In the British version of a what we've come to know as "Today I Learned" or TIL, aptly called Today I Found Out, host Simon Whistler answers the longing questions that you don't feel like doing the research on, and presents them in an easily digestible manner.
While this particular episode is from almost six years ago, it seems to now be making its rounds on the internet.
Why is 'Dick' Short for Richard
Whistler starts by announcing that most etymologists (a person who studies the origin and history of words) believe that Richard derives from the term "Hard Ruler." While you may think you have it figured out already, Dick didn't come along that simply.
Being the bearer of bad news, Dick referring to Richard doesn't actually have any correlation to the other meanings of the word. In fact, the first time in the written word that it refers to being a "jerk" didn't come around until a few hundred years after Dick was short for Richard. And the first time it was used referring to a penis wasn't until the 1890's as a British army slang term.
Due to no computers or typewriters back in the early 13th century when all of this came about, everything was written by hand. So, shortened versions of words were common in the written form.

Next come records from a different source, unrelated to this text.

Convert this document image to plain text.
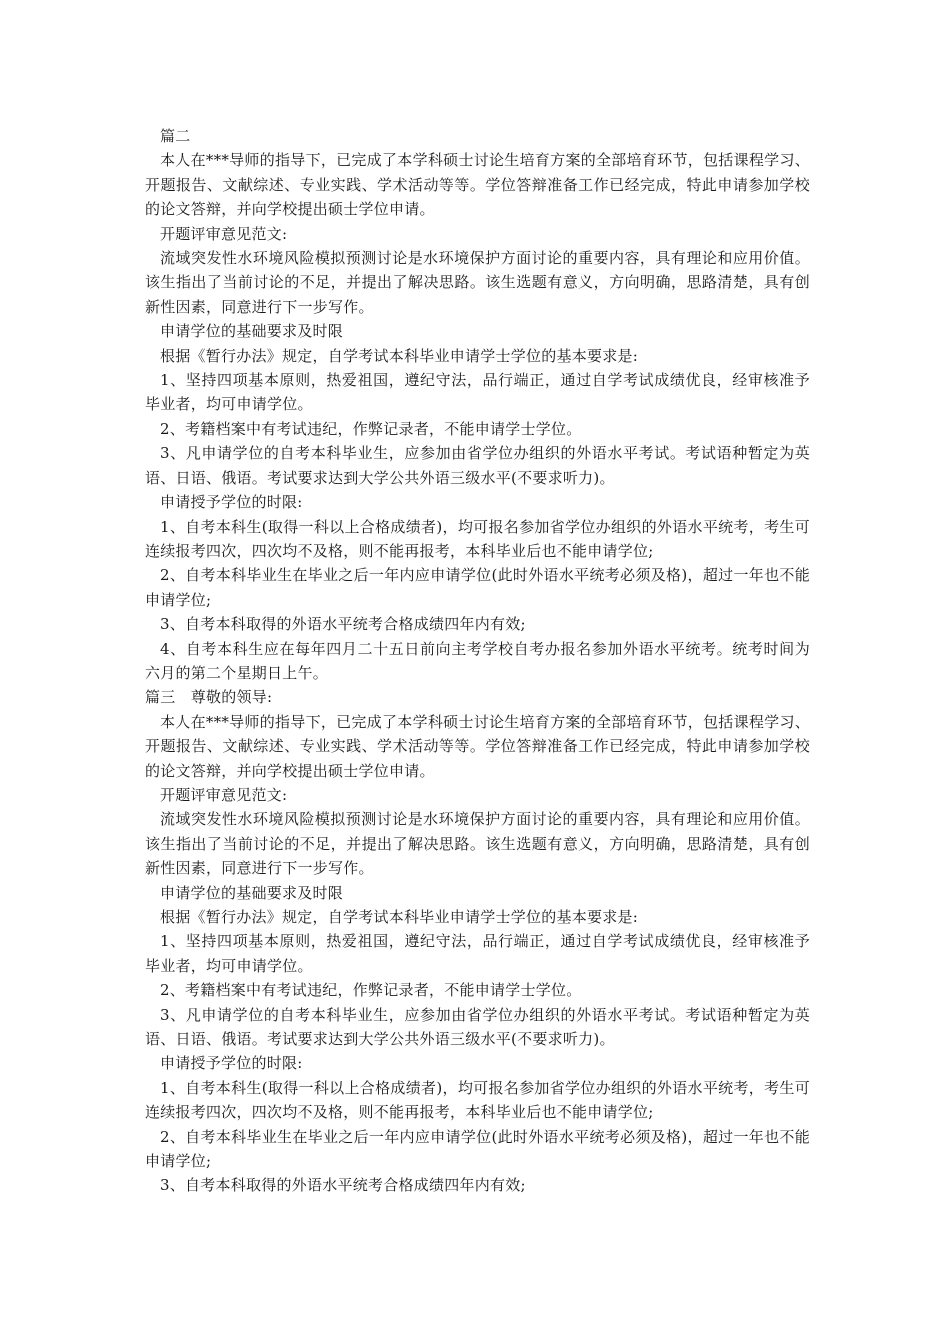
篇二

本人在***导师的指导下，已完成了本学科硕士讨论生培育方案的全部培育环节，包括课程学习、开题报告、文献综述、专业实践、学术活动等等。学位答辩准备工作已经完成，特此申请参加学校的论文答辩，并向学校提出硕士学位申请。

开题评审意见范文:

流域突发性水环境风险模拟预测讨论是水环境保护方面讨论的重要内容，具有理论和应用价值。该生指出了当前讨论的不足，并提出了解决思路。该生选题有意义，方向明确，思路清楚，具有创新性因素，同意进行下一步写作。

申请学位的基础要求及时限

根据《暂行办法》规定，自学考试本科毕业申请学士学位的基本要求是:

1、坚持四项基本原则，热爱祖国，遵纪守法，品行端正，通过自学考试成绩优良，经审核准予毕业者，均可申请学位。

2、考籍档案中有考试违纪，作弊记录者，不能申请学士学位。

3、凡申请学位的自考本科毕业生，应参加由省学位办组织的外语水平考试。考试语种暂定为英语、日语、俄语。考试要求达到大学公共外语三级水平(不要求听力)。

申请授予学位的时限:

1、自考本科生(取得一科以上合格成绩者)，均可报名参加省学位办组织的外语水平统考，考生可连续报考四次，四次均不及格，则不能再报考，本科毕业后也不能申请学位;

2、自考本科毕业生在毕业之后一年内应申请学位(此时外语水平统考必须及格)，超过一年也不能申请学位;

3、自考本科取得的外语水平统考合格成绩四年内有效;

4、自考本科生应在每年四月二十五日前向主考学校自考办报名参加外语水平统考。统考时间为六月的第二个星期日上午。

篇三　尊敬的领导:

本人在***导师的指导下，已完成了本学科硕士讨论生培育方案的全部培育环节，包括课程学习、开题报告、文献综述、专业实践、学术活动等等。学位答辩准备工作已经完成，特此申请参加学校的论文答辩，并向学校提出硕士学位申请。

开题评审意见范文:

流域突发性水环境风险模拟预测讨论是水环境保护方面讨论的重要内容，具有理论和应用价值。该生指出了当前讨论的不足，并提出了解决思路。该生选题有意义，方向明确，思路清楚，具有创新性因素，同意进行下一步写作。

申请学位的基础要求及时限

根据《暂行办法》规定，自学考试本科毕业申请学士学位的基本要求是:

1、坚持四项基本原则，热爱祖国，遵纪守法，品行端正，通过自学考试成绩优良，经审核准予毕业者，均可申请学位。

2、考籍档案中有考试违纪，作弊记录者，不能申请学士学位。

3、凡申请学位的自考本科毕业生，应参加由省学位办组织的外语水平考试。考试语种暂定为英语、日语、俄语。考试要求达到大学公共外语三级水平(不要求听力)。

申请授予学位的时限:

1、自考本科生(取得一科以上合格成绩者)，均可报名参加省学位办组织的外语水平统考，考生可连续报考四次，四次均不及格，则不能再报考，本科毕业后也不能申请学位;

2、自考本科毕业生在毕业之后一年内应申请学位(此时外语水平统考必须及格)，超过一年也不能申请学位;

3、自考本科取得的外语水平统考合格成绩四年内有效;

The usual shortened term for Richard at first was usually Ric or Rich. That gave rise to nicknames like Richie, Rick, and Ricket among others.
Something that was quite popular back then was people using rhyming names. So, someone who was nicknamed Rich might end up being further nicknamed Hich. Or, if you're nicknamed Ric or Rick...that becomes Dick or Hick. Hick didn't really stick around, but you know what did? Dick.
But Wait, There's More
That was all the way back in the 1200's. While we have many a word that is still used from back then, a random nickname probably wouldn't have made it's way into the 21st century.
In the 16th century, "dick" started to be synonymous with "man", "lad", or "fellow." More of a general term for any man. It's even in Shakespeare's Henry IV, Part 1, written in the late 16th century, establishing it as a term for an everyman. This could very well be where the term became synonymous with the word penis.
So, in the same rhyming way that Robert and Bob (Robert to Rob and Rob to Bob), William and Bill (William to Will and Will to Bill), we have Richard to Dick (Richard to Rick and Rick to Dick).
There you have it! Why "Dick" is short for the name Richard.